Between November 3 and December 7, Aster’s price formed a higher low, while the RSI (Relative Strength Index) — which tracks momentum — printed a lower low. This creates a hidden bullish divergence, a structure that often signals trend continuation and a fade in selling pressure.
The same pattern appeared between November 3 and November 29, and Aster rallied about 22% afterward. Crypto whales may be placing early bets on a similar reaction if market sentiment turns risk-on after the rate decision.
BREAKING: There is now a 94% chance that the Fed will cut interest rates on Wednesday, per Polymarket.
The ASTER price is also moving inside a tightening triangle pattern, which usually reflects buyer-seller indecision before a larger move. The first level to reclaim is $1.01. A break above that zone opens the path toward $1.08, and a stronger move may push the token toward $1.40.
But this structure fails if Aster loses $0.89, which would expose $0.84 and invalidate the trend-continuation setup whales appear to be watching.
Pippin (PIPPIN)
Pippin is the second token seeing clear accumulation from crypto whales ahead of the December FOMC meeting. Whales expanded their holdings by 18.2% over the past seven days, bringing their stash to 350.03 million PIPPIN. This means they added roughly 53.9 million PIPPIN, worth about $9.75 million at current prices.
Top 100 addresses (mega whales) have also added to their positions, increasing their holdings by 3.96%. When both whales and major holders accumulate during a cooling phase, it often signals confidence that a new move may form soon.
Pippin is up 3.06% in the last 24 hours after a quiet week, yet it remains more than 400% higher over the past month. The current structure resembles a bull flag, a continuation pattern that appears when a strong rally pauses. Whales positioning into this consolidation suggests they expect volatility to rise after the FOMC decision.
PiPPIN first needs to reclaim $0.21 and $0.26 to confirm a strong flag breakout. The breakout requires a move above $0.34, which has acted as a firm resistance since Pippin topped. At present, the PIPPIN price has broken out of the upper trendline of the flag, but a clean daily candle close above $0.21 is needed for confirmation.

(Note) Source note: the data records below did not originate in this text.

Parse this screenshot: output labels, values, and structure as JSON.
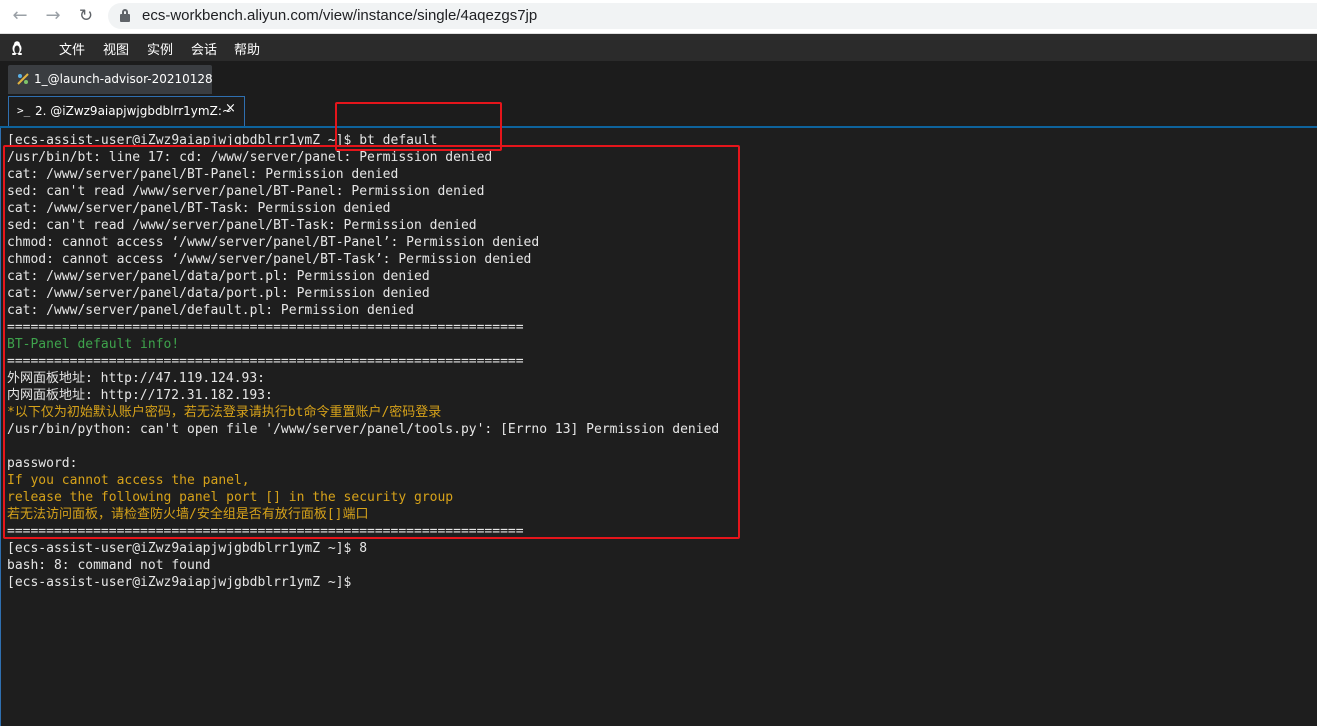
{
  "browser": {
    "url": "ecs-workbench.aliyun.com/view/instance/single/4aqezgs7jp",
    "back_icon": "arrow-left-icon",
    "forward_icon": "arrow-right-icon",
    "reload_icon": "reload-icon",
    "lock_icon": "lock-icon"
  },
  "menu": {
    "os_icon": "linux-penguin-icon",
    "items": [
      "文件",
      "视图",
      "实例",
      "会话",
      "帮助"
    ]
  },
  "tabs": {
    "session_tab": "1_@launch-advisor-20210128",
    "terminal_tab": "2. @iZwz9aiapjwjgbdblrr1ymZ:~",
    "close_icon": "close-icon"
  },
  "terminal": {
    "lines": [
      {
        "text": "[ecs-assist-user@iZwz9aiapjwjgbdblrr1ymZ ~]$ bt default",
        "color": "#e6e6e6"
      },
      {
        "text": "/usr/bin/bt: line 17: cd: /www/server/panel: Permission denied",
        "color": "#e6e6e6"
      },
      {
        "text": "cat: /www/server/panel/BT-Panel: Permission denied",
        "color": "#e6e6e6"
      },
      {
        "text": "sed: can't read /www/server/panel/BT-Panel: Permission denied",
        "color": "#e6e6e6"
      },
      {
        "text": "cat: /www/server/panel/BT-Task: Permission denied",
        "color": "#e6e6e6"
      },
      {
        "text": "sed: can't read /www/server/panel/BT-Task: Permission denied",
        "color": "#e6e6e6"
      },
      {
        "text": "chmod: cannot access ‘/www/server/panel/BT-Panel’: Permission denied",
        "color": "#e6e6e6"
      },
      {
        "text": "chmod: cannot access ‘/www/server/panel/BT-Task’: Permission denied",
        "color": "#e6e6e6"
      },
      {
        "text": "cat: /www/server/panel/data/port.pl: Permission denied",
        "color": "#e6e6e6"
      },
      {
        "text": "cat: /www/server/panel/data/port.pl: Permission denied",
        "color": "#e6e6e6"
      },
      {
        "text": "cat: /www/server/panel/default.pl: Permission denied",
        "color": "#e6e6e6"
      },
      {
        "text": "==================================================================",
        "color": "#e6e6e6"
      },
      {
        "text": "BT-Panel default info!",
        "color": "#3ea34c"
      },
      {
        "text": "==================================================================",
        "color": "#e6e6e6"
      },
      {
        "text": "外网面板地址: http://47.119.124.93:",
        "color": "#e6e6e6"
      },
      {
        "text": "内网面板地址: http://172.31.182.193:",
        "color": "#e6e6e6"
      },
      {
        "text": "*以下仅为初始默认账户密码，若无法登录请执行bt命令重置账户/密码登录",
        "color": "#d6a21a"
      },
      {
        "text": "/usr/bin/python: can't open file '/www/server/panel/tools.py': [Errno 13] Permission denied",
        "color": "#e6e6e6"
      },
      {
        "text": "",
        "color": "#e6e6e6"
      },
      {
        "text": "password:",
        "color": "#e6e6e6"
      },
      {
        "text": "If you cannot access the panel,",
        "color": "#d6a21a"
      },
      {
        "text": "release the following panel port [] in the security group",
        "color": "#d6a21a"
      },
      {
        "text": "若无法访问面板，请检查防火墙/安全组是否有放行面板[]端口",
        "color": "#d6a21a"
      },
      {
        "text": "==================================================================",
        "color": "#e6e6e6"
      },
      {
        "text": "[ecs-assist-user@iZwz9aiapjwjgbdblrr1ymZ ~]$ 8",
        "color": "#e6e6e6"
      },
      {
        "text": "bash: 8: command not found",
        "color": "#e6e6e6"
      },
      {
        "text": "[ecs-assist-user@iZwz9aiapjwjgbdblrr1ymZ ~]$",
        "color": "#e6e6e6"
      }
    ]
  },
  "annotations": {
    "box_color": "#e5151b"
  }
}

If PIPPIN slips below $0.14, the structure weakens, and a fall under $0.10 could break the flag pattern completely, exposing deeper support near $0.08. For now, whales appear to be treating this consolidation as an opportunity rather than exhaustion.
Chainlink (LINK)
Chainlink is the third token seeing steady crypto whale interest ahead of the December FOMC meeting and expected rate cuts. Over the past seven days, LINK whales increased their holdings by 28.93%, raising their stash to 3.78 million LINK. At the current price, this added position is worth roughly $11.5 million.
Top-100 addresses also increased their supply by 0.62%, while exchange balances dropped by 3.09%. These usually hint at increased demand from both whales and retail.

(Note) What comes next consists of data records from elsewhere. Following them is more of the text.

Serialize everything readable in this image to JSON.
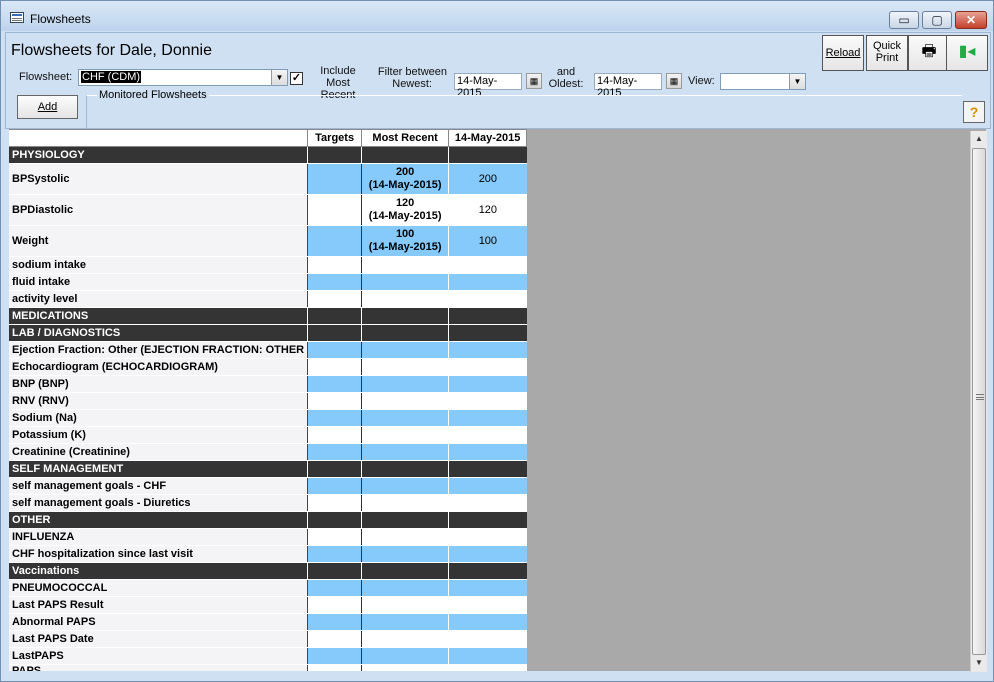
{
  "window": {
    "title": "Flowsheets",
    "minimize_glyph": "▭",
    "maximize_glyph": "▢",
    "close_glyph": "✕"
  },
  "header": {
    "form_title": "Flowsheets for Dale, Donnie",
    "flowsheet_label": "Flowsheet:",
    "flowsheet_value": "CHF (CDM)",
    "include_most_recent_line1": "Include Most",
    "include_most_recent_line2": "Recent",
    "include_most_recent_checked": true,
    "filter_line1": "Filter between",
    "filter_line2": "Newest:",
    "newest_date": "14-May-2015",
    "and_line1": "and",
    "and_line2": "Oldest:",
    "oldest_date": "14-May-2015",
    "view_label": "View:",
    "view_value": "",
    "reload_label": "Reload",
    "quick_print_line1": "Quick",
    "quick_print_line2": "Print",
    "add_label": "Add",
    "monitored_label": "Monitored Flowsheets",
    "help_glyph": "?"
  },
  "grid": {
    "columns": [
      "Targets",
      "Most Recent",
      "14-May-2015"
    ],
    "rows": [
      {
        "name": "PHYSIOLOGY",
        "type": "section"
      },
      {
        "name": "BPSystolic",
        "type": "blue",
        "tall": true,
        "recent_value": "200",
        "recent_date": "(14-May-2015)",
        "value": "200"
      },
      {
        "name": "BPDiastolic",
        "type": "white",
        "tall": true,
        "recent_value": "120",
        "recent_date": "(14-May-2015)",
        "value": "120"
      },
      {
        "name": "Weight",
        "type": "blue",
        "tall": true,
        "recent_value": "100",
        "recent_date": "(14-May-2015)",
        "value": "100"
      },
      {
        "name": "sodium intake",
        "type": "white"
      },
      {
        "name": "fluid intake",
        "type": "blue"
      },
      {
        "name": "activity level",
        "type": "white"
      },
      {
        "name": "MEDICATIONS",
        "type": "section"
      },
      {
        "name": "LAB / DIAGNOSTICS",
        "type": "section"
      },
      {
        "name": "Ejection Fraction: Other (EJECTION FRACTION: OTHER",
        "type": "blue"
      },
      {
        "name": "Echocardiogram (ECHOCARDIOGRAM)",
        "type": "white"
      },
      {
        "name": "BNP (BNP)",
        "type": "blue"
      },
      {
        "name": "RNV (RNV)",
        "type": "white"
      },
      {
        "name": "Sodium (Na)",
        "type": "blue"
      },
      {
        "name": "Potassium (K)",
        "type": "white"
      },
      {
        "name": "Creatinine (Creatinine)",
        "type": "blue"
      },
      {
        "name": "SELF MANAGEMENT",
        "type": "section"
      },
      {
        "name": "self management goals - CHF",
        "type": "blue"
      },
      {
        "name": "self management goals - Diuretics",
        "type": "white"
      },
      {
        "name": "OTHER",
        "type": "section"
      },
      {
        "name": "INFLUENZA",
        "type": "white"
      },
      {
        "name": "CHF hospitalization since last visit",
        "type": "blue"
      },
      {
        "name": "Vaccinations",
        "type": "section"
      },
      {
        "name": "PNEUMOCOCCAL",
        "type": "blue"
      },
      {
        "name": "Last PAPS Result",
        "type": "white"
      },
      {
        "name": "Abnormal PAPS",
        "type": "blue"
      },
      {
        "name": "Last PAPS Date",
        "type": "white"
      },
      {
        "name": "LastPAPS",
        "type": "blue"
      },
      {
        "name": "PAPS",
        "type": "white",
        "partial": true
      }
    ]
  },
  "colors": {
    "row_blue": "#86c9fb",
    "section_bg": "#343434",
    "grid_bg": "#a9a9a9"
  }
}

Whale conviction aligns with what the 12-hour chart is showing. LINK is up 12.5% this week, hinting at a short-term uptrend. Between December 7 and 9, the price formed a higher low, but the RSI made a lower low, which is a hidden bullish divergence. Hidden bullish divergence often points to trend continuation because it shows selling pressure is weakening even as the price holds higher levels.

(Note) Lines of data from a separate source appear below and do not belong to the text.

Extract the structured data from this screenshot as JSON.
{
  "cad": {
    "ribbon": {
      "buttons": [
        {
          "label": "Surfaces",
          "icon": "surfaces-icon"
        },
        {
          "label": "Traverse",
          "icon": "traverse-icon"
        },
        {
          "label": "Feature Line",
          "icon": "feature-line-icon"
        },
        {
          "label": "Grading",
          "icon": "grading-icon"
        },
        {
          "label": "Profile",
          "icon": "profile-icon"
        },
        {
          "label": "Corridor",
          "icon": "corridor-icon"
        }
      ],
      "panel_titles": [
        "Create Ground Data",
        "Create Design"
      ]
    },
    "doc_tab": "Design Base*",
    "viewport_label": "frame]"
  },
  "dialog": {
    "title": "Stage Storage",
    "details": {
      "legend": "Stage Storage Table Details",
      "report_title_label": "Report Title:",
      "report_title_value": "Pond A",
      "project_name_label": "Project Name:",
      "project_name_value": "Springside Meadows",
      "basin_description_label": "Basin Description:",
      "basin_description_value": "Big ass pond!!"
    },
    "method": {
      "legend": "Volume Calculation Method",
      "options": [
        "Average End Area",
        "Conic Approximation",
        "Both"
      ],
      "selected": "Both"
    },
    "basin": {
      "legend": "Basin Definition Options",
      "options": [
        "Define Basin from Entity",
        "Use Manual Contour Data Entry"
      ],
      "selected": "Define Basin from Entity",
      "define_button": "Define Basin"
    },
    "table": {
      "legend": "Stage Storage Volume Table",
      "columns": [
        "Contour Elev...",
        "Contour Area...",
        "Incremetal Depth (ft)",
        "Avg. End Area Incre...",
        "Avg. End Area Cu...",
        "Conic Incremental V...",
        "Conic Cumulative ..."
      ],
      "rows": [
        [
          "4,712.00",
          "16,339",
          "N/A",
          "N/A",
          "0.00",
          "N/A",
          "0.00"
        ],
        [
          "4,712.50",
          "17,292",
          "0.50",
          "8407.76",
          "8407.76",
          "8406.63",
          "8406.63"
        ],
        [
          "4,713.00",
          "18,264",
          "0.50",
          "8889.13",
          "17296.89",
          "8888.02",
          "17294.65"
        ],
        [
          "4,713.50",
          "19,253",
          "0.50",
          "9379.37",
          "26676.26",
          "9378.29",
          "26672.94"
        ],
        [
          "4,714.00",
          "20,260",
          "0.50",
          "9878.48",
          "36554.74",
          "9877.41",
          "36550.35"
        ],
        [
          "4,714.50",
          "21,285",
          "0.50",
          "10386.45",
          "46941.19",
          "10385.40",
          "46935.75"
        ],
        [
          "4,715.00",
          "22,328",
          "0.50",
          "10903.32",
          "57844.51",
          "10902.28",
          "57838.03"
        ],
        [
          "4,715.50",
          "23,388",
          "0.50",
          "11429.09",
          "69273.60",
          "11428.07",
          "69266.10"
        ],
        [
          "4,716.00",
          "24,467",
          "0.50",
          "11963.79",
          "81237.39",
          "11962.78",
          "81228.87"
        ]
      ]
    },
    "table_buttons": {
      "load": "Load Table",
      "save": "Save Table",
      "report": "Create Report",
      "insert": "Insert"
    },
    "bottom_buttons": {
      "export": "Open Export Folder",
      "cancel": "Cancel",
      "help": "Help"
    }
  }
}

For this structure to play out, LINK needs a clean break above $13.72 with a solid 12-hour close. The more important barrier sits at $14.19, which rejected LINK earlier this week. If this level breaks, LINK could stretch toward $14.95, and above that, the next major resistance is near $16.25.
If the market turns risk-off after the FOMC meeting, the first support to watch is $12.97 at the 0.618 Fibonacci zone. Losing this level exposes $11.75, which has acted as a strong floor since December 1.